Le posizioni della Casa Bianca
Per quanto riguarda i dossier più scottanti, questi principi portano la Casa Bianca a portare avanti le seguenti posizioni:
– Si deve ammettere che l’Ucraina è uno Stato fallito e che i suoi dirigenti sono degli incompetenti corrotti. Il presidente Petro Poroshenko ha fatto il pubblico elogio dei Collaboratori dei nazisti ed ha dovuto riacciuffare all’aeroporto il suo primo ministro Arseniy Yatsenyuk, che tentava di scappare con i soldi che aveva rubato. Non si tratta quindi di partner affidabili su cui gli Stati Uniti possano fare conto per sfidare la Federazione Russa. Pertanto, occorre lasciare marcire la situazione nel Donbass in modo d’avere in serbo una carta da giocare, ma occorre abbandonare l’idea di far precipitare Mosca in una guerra.
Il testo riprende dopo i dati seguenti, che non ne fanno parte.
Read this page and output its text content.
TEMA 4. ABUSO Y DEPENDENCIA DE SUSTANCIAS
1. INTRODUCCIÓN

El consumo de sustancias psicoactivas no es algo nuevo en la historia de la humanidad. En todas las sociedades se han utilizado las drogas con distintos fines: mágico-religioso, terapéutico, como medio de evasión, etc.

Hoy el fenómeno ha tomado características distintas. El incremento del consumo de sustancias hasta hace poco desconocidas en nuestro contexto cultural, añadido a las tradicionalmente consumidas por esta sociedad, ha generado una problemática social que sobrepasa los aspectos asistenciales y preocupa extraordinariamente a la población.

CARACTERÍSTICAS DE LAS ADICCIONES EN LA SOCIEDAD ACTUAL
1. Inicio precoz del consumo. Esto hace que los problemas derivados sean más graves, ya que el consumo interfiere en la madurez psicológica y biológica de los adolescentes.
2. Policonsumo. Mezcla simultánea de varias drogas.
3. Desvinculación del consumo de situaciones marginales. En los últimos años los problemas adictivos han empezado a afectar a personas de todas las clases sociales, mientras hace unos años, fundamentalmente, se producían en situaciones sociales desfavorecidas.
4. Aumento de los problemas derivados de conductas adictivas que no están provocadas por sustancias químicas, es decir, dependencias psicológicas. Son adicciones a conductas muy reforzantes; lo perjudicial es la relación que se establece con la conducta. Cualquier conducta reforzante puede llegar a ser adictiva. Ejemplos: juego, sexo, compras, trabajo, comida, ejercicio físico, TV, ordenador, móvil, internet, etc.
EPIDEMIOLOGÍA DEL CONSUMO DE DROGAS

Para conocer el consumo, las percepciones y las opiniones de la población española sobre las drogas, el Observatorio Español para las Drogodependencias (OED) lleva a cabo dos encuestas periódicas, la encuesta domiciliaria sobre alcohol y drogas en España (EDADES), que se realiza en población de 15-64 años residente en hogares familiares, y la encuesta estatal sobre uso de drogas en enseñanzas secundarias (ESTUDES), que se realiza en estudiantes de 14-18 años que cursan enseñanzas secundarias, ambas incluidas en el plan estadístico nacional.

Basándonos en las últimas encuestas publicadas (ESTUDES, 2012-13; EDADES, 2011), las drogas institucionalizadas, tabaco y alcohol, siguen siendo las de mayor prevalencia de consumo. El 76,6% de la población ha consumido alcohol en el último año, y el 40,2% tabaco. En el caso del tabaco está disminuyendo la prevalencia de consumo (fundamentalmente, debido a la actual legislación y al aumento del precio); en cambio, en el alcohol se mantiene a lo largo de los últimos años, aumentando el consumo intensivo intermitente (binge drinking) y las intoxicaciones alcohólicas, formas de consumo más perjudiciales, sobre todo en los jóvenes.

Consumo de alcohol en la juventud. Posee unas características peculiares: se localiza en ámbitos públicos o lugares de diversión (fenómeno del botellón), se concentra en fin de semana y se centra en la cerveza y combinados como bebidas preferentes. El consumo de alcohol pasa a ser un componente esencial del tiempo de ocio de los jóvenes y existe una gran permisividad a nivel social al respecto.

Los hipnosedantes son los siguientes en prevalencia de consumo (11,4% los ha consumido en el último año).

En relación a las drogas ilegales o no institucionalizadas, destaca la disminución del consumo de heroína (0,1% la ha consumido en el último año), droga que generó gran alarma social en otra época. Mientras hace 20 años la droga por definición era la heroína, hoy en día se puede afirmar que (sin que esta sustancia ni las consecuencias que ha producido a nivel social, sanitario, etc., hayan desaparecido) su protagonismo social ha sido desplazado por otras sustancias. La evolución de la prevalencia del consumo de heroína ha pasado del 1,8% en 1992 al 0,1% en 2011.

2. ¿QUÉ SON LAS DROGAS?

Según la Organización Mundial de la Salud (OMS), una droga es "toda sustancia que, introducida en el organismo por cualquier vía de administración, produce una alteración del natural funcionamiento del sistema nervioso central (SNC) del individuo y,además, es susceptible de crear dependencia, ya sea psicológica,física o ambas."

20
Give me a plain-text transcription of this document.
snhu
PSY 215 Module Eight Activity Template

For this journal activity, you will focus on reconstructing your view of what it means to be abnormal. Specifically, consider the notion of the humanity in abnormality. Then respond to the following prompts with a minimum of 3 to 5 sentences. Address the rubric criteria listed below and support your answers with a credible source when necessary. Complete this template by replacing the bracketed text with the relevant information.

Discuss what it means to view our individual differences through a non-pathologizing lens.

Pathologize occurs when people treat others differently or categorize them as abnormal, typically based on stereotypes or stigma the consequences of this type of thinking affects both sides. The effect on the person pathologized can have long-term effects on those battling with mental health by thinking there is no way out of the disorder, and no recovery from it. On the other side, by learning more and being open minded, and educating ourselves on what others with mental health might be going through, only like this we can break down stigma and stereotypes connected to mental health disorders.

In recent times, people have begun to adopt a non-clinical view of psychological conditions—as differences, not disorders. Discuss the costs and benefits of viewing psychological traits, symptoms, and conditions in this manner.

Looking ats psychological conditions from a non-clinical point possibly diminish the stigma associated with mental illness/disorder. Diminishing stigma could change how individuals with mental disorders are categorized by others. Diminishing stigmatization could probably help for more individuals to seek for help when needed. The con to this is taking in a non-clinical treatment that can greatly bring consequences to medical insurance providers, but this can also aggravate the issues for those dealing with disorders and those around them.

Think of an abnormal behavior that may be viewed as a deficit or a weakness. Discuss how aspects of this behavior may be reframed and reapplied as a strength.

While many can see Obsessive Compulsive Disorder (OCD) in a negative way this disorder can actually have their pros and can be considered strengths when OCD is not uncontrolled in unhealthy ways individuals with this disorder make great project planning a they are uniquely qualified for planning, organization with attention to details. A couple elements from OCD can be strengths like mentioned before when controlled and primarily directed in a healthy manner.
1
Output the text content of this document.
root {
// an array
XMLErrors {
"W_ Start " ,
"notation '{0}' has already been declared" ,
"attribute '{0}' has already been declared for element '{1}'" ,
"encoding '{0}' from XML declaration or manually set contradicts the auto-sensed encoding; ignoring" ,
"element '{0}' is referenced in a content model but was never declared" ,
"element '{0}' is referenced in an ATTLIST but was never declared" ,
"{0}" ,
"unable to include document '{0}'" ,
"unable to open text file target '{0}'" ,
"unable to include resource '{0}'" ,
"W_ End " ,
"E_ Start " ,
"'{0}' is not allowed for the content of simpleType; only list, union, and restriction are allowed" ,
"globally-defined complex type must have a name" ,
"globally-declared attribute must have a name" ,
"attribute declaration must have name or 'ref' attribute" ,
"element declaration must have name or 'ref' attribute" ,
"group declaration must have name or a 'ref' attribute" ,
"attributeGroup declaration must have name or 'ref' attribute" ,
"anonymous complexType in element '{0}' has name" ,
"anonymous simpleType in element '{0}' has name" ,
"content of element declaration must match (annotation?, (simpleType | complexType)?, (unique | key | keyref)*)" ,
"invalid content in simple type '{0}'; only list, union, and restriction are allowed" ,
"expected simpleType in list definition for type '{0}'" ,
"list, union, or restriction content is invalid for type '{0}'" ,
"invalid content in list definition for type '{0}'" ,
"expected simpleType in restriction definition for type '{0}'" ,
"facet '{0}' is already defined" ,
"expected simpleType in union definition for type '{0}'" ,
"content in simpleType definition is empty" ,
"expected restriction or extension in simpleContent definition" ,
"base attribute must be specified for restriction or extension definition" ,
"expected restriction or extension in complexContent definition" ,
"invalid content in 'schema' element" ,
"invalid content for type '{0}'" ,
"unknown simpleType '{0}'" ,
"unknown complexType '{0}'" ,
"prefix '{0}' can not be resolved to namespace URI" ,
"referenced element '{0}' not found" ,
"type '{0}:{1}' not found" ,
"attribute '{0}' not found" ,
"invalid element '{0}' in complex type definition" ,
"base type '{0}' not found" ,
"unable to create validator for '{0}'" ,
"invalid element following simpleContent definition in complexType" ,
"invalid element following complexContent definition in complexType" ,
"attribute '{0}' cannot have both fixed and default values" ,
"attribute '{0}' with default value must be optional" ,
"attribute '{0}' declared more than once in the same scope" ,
– Dopo tre anni di guerra, la Coalizione nazionale siriana è ormai sostenuta solo da una piccola minoranza di siriani. Non è dunque in grado di governare e occorrerà prima o poi riprendere delle normali relazioni con il presidente Bashar al-Assad. La priorità adesso è quella di creare un ambiente regionale che costringa la Siria e l’Iraq a non perturbare l’Ordine Mondiale, non appena le ostilità cesseranno. È quindi necessario sia distruggere le installazioni cinesi in Iraq (Pechino era diventato il primo cliente del petrolio iracheno), sia assicurarsi che l’Esercito arabo siriano rimanga troppo occupato per un decennio da problemi interni affinché non sia in grado di affrontare Israele. Infine, si deve mantenere il controllo degli jihadisti che sembrano inebriarsi della vittoria che è stata a loro regalata.
– Infine, l’ebola non minaccia per nulla l’Occidente: è solo un pretesto per schierare le truppe AfriCom in Africa occidentale. L’isteria che si è impadronita del pubblico americano dopo la scoperta di un caso in Texas deve essere ricondotta a giuste proporzioni. A questo proposito, il Centro di Atlanta per il Controllo e la Prevenzione delle malattie (CDC) ha mostrato la sua inefficacia e deve essere punito.
Detto questo, queste posizioni permettono di reagire agli eventi, non di anticiparli. Migliorano la gestione, ma non bastano a costituire una politica. Così il presidente Obama è alla ricerca di nuovi collaboratori per proporgli nuovi punti di vista sul mondo.
La Casa Bianca e lo Stato profondo
Resta ancora da determinare se - una volta che la Casa Bianca si doti di una strategia – possa o meno inserirsi nel margine di manovra che le lascia lo Stato profondo. Per ora, Obama ha dovuto fare marcia indietro sui due punti che si era prefissato durante la sua campagna elettorale: la tortura e il nucleare.
– Sei anni dopo, non si sa perché non sia possibile chiudere Guantánamo, né di pubblicare il rapporto del Senato sulla tortura nell’era Bush. Sembra che questa relazione contenga informazioni che potrebbero aprire altri dossier. Denis R. McDonough è andato in California per discuterne con la senatrice Dianne Feinstein in modo da trovare una soluzione.
– Soprattutto, Barack Obama è stato costretto a rilanciare la corsa agli armamenti, mentre aveva promesso di creare un mondo senza bombe atomiche. Ma per lo Stato profondo non si pone nemmeno la questione di abbandonare la superiorità militare di cui dispone. Il Premio Nobel per la Pace ha dunque deciso di modernizzare l’arsenale nucleare statunitense.
[1] Di recente, un collaboratore del presidente ha trattato Benjamin Netanyahu da "buono a nulla", cfr “The Crisis in U.S.-Israel Relations Is Officially Here”, di Jeffrey Goldberg, The Atlantic, 28 ottobre 2014.